GİTME...

92 4 1
                                    

Herkese Merhaba!Şimdiye kadar kendimle ilgili hiçbir şey yazmadığımın farkındayım ancak size teşekkür etmek istedim.Bu benim wattpad de yayınladığım ilk hikayem ve bu yüzden okuyan her bir kişi,yapılan her bir yorum benim için çok çok daha değerli.Bu hikayeye başladığımdan beri birkaç kez yazmayı bırakmak istedim ancak siz okuduğunuz sürece bende devam etme kararı aldım.Umarım takipte kalırsınız.Hepinizi çook öpüyorum.Keyifli okumalar :))

         JAMESİN AĞZINDAN

Oraya gitmek istemiyordum.Hastaneye gitmeyi,onu o halde görmeyi hiç mi hiç istemiyordum.Ancak gecenin bir yarısı bir dürtüyle uyanmıştım ve her ne kadar istemesem de o hastaneye gitmem'gerektiğini'hissediyordum.Bu hisle üstümü değiştirdim ve hastaneye doğru gitmeye başladım.Evden çıktığımda saat 02.47 yi gösteriyordu.Evet,kesinlikle kafayı yemiştim!
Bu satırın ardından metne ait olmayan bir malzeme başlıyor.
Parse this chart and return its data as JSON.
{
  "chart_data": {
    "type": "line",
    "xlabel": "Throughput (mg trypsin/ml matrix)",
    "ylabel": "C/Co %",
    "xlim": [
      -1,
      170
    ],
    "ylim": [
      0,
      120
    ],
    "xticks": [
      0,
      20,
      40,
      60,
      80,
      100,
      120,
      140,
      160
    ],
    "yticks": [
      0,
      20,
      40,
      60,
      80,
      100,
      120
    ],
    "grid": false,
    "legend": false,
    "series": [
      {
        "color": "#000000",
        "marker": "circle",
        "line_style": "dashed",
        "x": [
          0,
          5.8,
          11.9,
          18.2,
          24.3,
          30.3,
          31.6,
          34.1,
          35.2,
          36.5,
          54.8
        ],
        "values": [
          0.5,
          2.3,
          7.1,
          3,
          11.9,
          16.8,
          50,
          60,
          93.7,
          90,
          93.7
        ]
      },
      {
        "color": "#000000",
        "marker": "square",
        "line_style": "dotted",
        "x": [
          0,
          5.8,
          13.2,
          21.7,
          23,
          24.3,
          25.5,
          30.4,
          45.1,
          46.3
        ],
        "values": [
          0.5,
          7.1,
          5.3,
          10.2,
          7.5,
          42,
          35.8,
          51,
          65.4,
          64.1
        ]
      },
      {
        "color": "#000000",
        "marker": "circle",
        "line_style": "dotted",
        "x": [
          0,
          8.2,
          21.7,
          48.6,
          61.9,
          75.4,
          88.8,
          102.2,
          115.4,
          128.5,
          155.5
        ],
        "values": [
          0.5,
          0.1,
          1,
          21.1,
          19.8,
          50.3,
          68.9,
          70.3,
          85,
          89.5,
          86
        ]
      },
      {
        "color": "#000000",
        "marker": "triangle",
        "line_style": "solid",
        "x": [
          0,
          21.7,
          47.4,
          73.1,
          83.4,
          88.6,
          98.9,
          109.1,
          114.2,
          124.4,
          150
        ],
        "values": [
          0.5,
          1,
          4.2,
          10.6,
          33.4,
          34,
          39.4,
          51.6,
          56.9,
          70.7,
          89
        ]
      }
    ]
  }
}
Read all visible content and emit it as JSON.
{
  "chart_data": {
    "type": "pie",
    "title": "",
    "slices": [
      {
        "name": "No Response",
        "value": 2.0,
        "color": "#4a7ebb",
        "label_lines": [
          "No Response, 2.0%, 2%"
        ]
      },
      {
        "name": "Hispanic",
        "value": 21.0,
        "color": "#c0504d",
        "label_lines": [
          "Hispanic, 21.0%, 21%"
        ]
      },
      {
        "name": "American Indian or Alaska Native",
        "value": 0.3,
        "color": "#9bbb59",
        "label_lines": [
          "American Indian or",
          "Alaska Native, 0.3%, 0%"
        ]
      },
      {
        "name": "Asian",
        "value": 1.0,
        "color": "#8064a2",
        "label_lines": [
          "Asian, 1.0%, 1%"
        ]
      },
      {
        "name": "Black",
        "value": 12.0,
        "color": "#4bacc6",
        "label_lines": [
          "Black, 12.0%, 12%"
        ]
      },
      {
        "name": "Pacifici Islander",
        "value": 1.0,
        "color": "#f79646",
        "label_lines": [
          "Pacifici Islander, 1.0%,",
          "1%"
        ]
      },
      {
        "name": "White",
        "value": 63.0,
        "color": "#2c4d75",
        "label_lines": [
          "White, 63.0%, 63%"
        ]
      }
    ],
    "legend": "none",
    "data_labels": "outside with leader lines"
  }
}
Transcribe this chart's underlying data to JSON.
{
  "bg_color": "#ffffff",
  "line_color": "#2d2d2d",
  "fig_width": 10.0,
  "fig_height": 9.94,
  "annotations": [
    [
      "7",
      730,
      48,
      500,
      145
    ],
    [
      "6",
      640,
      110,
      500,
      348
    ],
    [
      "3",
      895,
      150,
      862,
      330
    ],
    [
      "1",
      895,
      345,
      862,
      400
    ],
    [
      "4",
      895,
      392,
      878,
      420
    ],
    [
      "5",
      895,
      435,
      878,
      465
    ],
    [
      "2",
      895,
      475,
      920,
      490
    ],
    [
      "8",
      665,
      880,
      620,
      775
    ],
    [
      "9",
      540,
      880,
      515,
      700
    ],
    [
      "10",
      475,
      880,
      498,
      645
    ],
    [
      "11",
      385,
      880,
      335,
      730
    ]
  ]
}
Yine de hastaneye gelmiştim ve açıkçası kimsenin de beni umursadığı yoktu.Acile bir hasta gelmişti ve hastanede büyük bir koşuşturma vardı.Yavaşça Katy nin kaldığı odaya yöneldim.Odadan bir hemşirenin çıktığında ona görülmemek için duvarın arkasına gizlendim ve hemşire gittikten sonra odaya girdim.Artık gerçekten de bunun kaderin bir oyunu olduğunu düşünmeye başlamıştım.Neden olduğunu bilmiyordum ancak hayat bu gece Katy yi görmem için her şeyi yapıyor gibiydi.Normalde bu odaya giriyor olmam imkansızdı!Daha önce onu en fazla odanın dışındaki o cam bölmeden görebilmiştim ve bu da hastaneye getirildiği ilk geceydi.Saçları dağınık,yüzü bir hayalet kadar beyazlamış ve bütün kıyafetleri kanla kaplıydı.Vücudunda ve yüzünde yaralar oluşmuştu ve doktorlar bazı kırıklar olabileceğini söylemişti.O yüzden odaya girdiğimde onu böyle bulmayı hiç beklemiyordum.O kadar...O kadar iyi görünüyordu ki...Yüzüne o eski rengi gelmişti ve...inanılmazdı ama mutlu gibi görünüyordu.Yanına oturdum ve elini tuttum.Bir süre hiçbir şey demeden oturdum.Ne söyleyebilirdim ki?Kafamı kaldırdım ve birkez daha yüzüne baktım sanki varlığımı hissetmiş gibiydi.Şimdi çok daha huzurlu görünüyordu.Öyle bir görüntüsü vardı ki bunun içimde bir şeyleri yok ettiğini hissettim.Neden bu kadar mutlu görünüyordu ki?Ölümle yaşam arasındaki o yerdeydi ve bu hali bana nedense eğer ona bir seçme şansı sunulursa ölümü seçeceği izlenimini uyandırmıştı.Bunu yapamazdı,beni bırakamazdı.Evet,bu konuda bencillik yapıyor olabilirdim ama onu kaybedemezdim.Ondan başka kimsem kalmamıştı ki zaten!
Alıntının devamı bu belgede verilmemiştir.